For a long time we associated early years settings with bold, bright colours. Indeed the ‘primary’ colours which probably many people think are specifically named for primary schools and earlier!
Newer trends, however, have transformed nurseries into beige and cream, hessian-backed, havens of calm and neutral colour palettes. Colourful plastic toys have been replaced with more traditional wooden toys and elements of the outdoors – leaves and logs and such.
How are these trends developing and what else have we seen emerging?
The ‘hygge’ movement, based on Danish living styles, is based around a focus on enjoying life’s simple pleasures. Bringing nature indoors, and feeling cosy, safe and warm, are all associated with this calm and mindful practice. Mood lighting, music, and even smells are added to create an all-sensory approach to early years which we are seeing in more and more settings. New build nurseries have been able to build this into their development plans and think about natural lighting and the shapes and spaces in their environments, whereas those in older buildings are having to go through a longer process of change. This can be costly, especially where toys and other resources all need replacing. But not everyone wants a drastic change. Some nurseries are taking elements of the hygge theme and the ethos behind it, without changing everything. Rotating toys, and storing the rest, so that children are not overwhelmed by choice, is a good way to incorporate the more simple lifestyle without ditching everything you have built up over years.
Some critics also warn that a full movement to very beige environments might not be stimulating enough for the younger learners, and encourage keeping some colour. The need, perhaps, for a balance between the previous overstimulating and overly busy wall displays, and the newer, potentially overly bland, minimalist walls which can lack any inspiration for curious toddler minds!
We love seeing images of your nursery environments, whatever your theme, so do share them all with us!
Outdoors in every weather
Another popular trend is for being outdoors even more, no matter what the weather forecast holds. For some settings there are specialised Forest Schools type sessions, and in others there is a whole-setting focus on being outdoors in nature as much as you can. Being at one with nature, and allowing children to explore while learning to manage risk, has many benefits for young children and parents are often relieved to hear their child has been out all day being active. For busy parents who may give their child some screen time so that they can cook dinner in peace, a day of outdoor learning can feel like the perfect antidote and balance for growing minds and alleviates any possible guilt in our 21st Century lives!
For city centre nursery settings and childminders, outdoor living may be harder than for those with bountiful spaces, which is where the aforementioned natural trend can help with bringing that outside world indoors, and giving children opportunities to play and explore with natural materials and real world connection. Getting out as often as possible to the local park or woodland, if walkable, is a great way to explore new environments too. Many of our customers are using offline mode in the eylog app to capture all that fantastic outdoor learning too!

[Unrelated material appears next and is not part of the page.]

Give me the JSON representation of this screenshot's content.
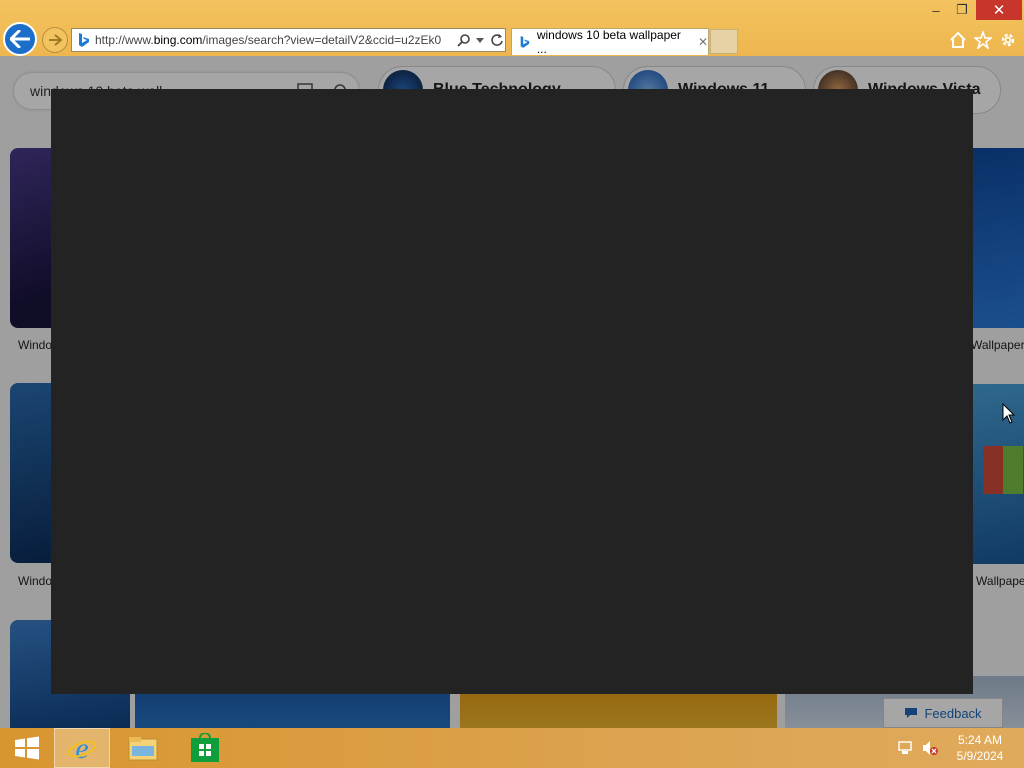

We have also heard of more nurseries being purpose built with technology infrastructure to prepare children for the 21st Century, which may seem in total contrast to the forest school and hygge trends but can often provide a combination and balance which provides a ‘best of all worlds’ approach to early years. Technology can help to encourage early communication in new ways, and some settings are embracing that wholeheartedly with ‘talking’ displays, sound buttons and other devices designed to allow children to mimic the technology they see in the ‘real world’ as part of their exploration of the understanding of the world.
What do we think about all these trends?
We find them all fascinating really! We never judge any nursery for their choices but love to see that there is choice out there for parents and we know that every setting does what they feel is best for the families and children they support. We have no favourites but we do love seeing how new research and sharing of practice helps people to find that ethos which matches theirs, and can build on those great ideas for their own settings. Continue to share all the wonderful environments you are creating as we love to see them!